After America highlights the recklessness of the present administration, but it does so by noting that "Barack Obama is a symptom rather than the problem." If the president does not value life, liberty and limited government, this is equally true of the citizenry that elected him. A government that steals from generations unborn to finance its profligacy and views entrepreneurs as annoying hindrances to the business of government is problematic. Yet it is only a manifestation of a much larger flaw: its citizens no longer value those things which—Steyn argues—have made America so great.
The book is less a defense of things American than it is a critique of the soft socialism typified by Great Britain and Greece. Since FDR at least, the US has sought to shed its Jeffersonian trappings for a Big Government patterned on those of Europe. This trend has only accelerated as of late, not simply under Obama, but also under Bush, the "compassionate conservative" who gave the American people Medicare Part D and the TSA, which now gropes granny lest it be found guilty of profiling.
Greece and Great Britain are both doomed, and for essentially the same reasons. Government debt is overwhelming demographic reality.
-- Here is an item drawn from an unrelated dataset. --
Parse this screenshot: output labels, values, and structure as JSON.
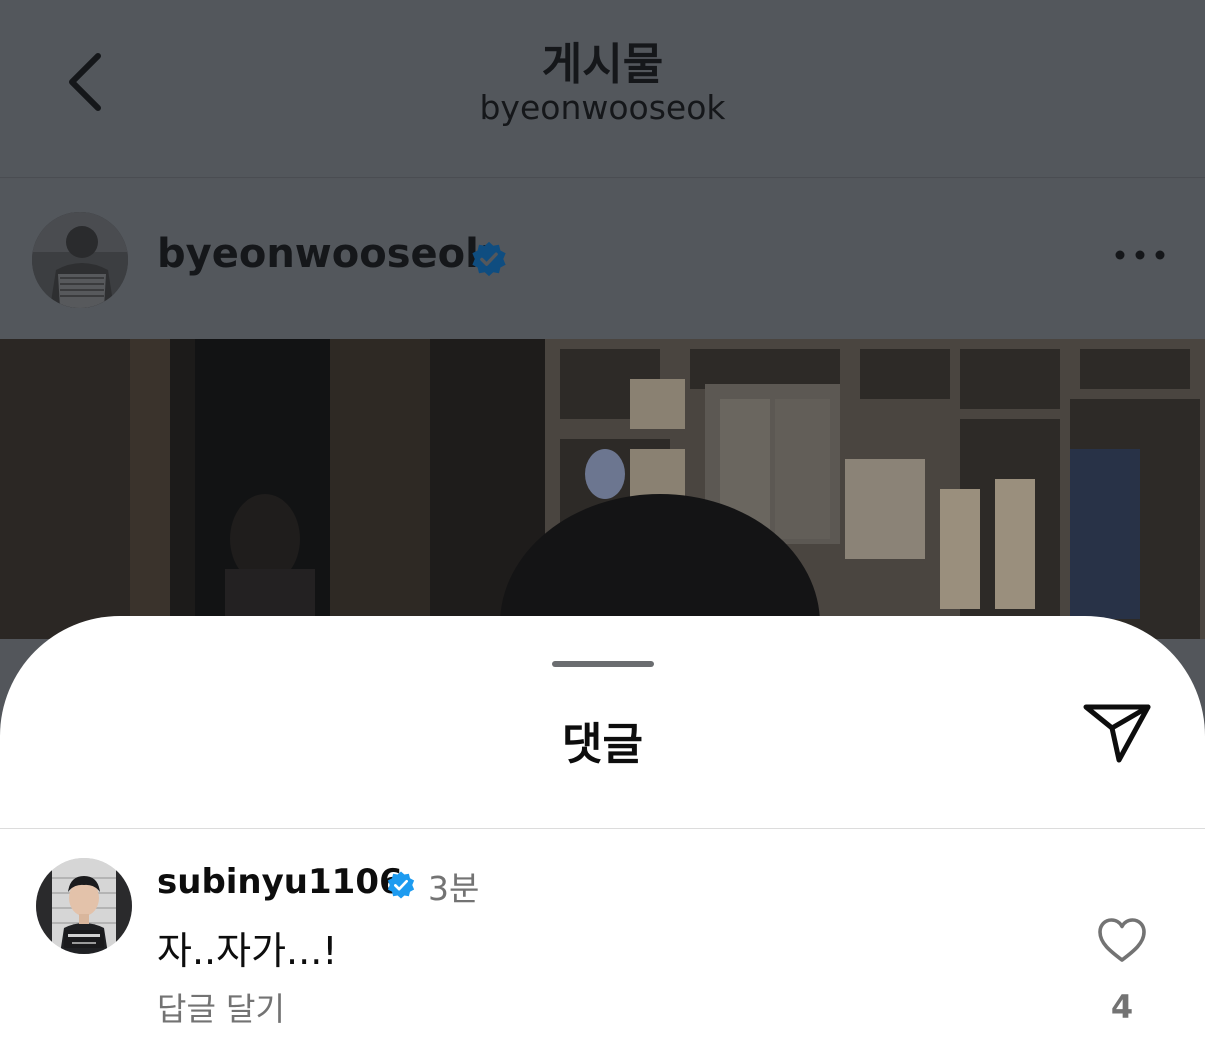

The people have lost the will to thanklessly perpetuate civilization. Both have middling productive sectors, upon which a large parasitic class feeds. And what feasts! In Greece, public sector employees retire at fifty-eight, whereupon they receive fourteen monthly pay checks until death. That was the plan, anyway. With the Greek birthrate at 1.3 children per couple, the math doesn't work. One can only run a Ponzi scheme if there are ever more suckers from whom to appropriate funds—as the soon to default Greeks are about to realize.
Great Britain may actually be in worse straits: "The United Kingdom has the highest drug use in Europe, the highest incidence of sexually transmitted disease, the highest number of single mothers, the highest abortion rate; marriage is all but defunct, except for toffs, upscale gays and Muslims." And this was before the London riots. Technically this makes Steyn something of a prophet, as does his insistence that America will soon see its credit rating downgraded. The remarkable thing is not that Steyn can point out the obvious consequences of liberalism, but that so many remain oblivious even while its fruits are rotting before our eyes.
The paradox of progressivism is that the creation of a social safety net has rendered man ever more fearful of risk. Instead of starting a business or raising a family, corpulent westerners curl into the fetal position in the gentle hands of government. This is not the way of civilization: it is the path to barbarism, shortly coming to the post-American world near you.
UPDATE: As a commenter from Amazon pointed out, Steyn's publisher is Regnery, not Regency.
1 comment:
An oblique comment on the state of USA culture.
I would suggest that the recent Avatar film was a suitable and necessary parable for our time.
A brief synopsis.
Having already "created" a dying planet and civilization (just like we have), the obviously godless techno-barbarian invaders were compelled by the inexorable logic/momentum of their "culture" of death to invade, plunder, and even destroy if necessary, "virgin" territories (just like we always have).
What was interesting was the response to this film by those on the so called conservative side of the culture wars divide. Including, and especially those that presume to be religious.
They all came out loudly cheering for the techno-barbarians and their "culture" of death.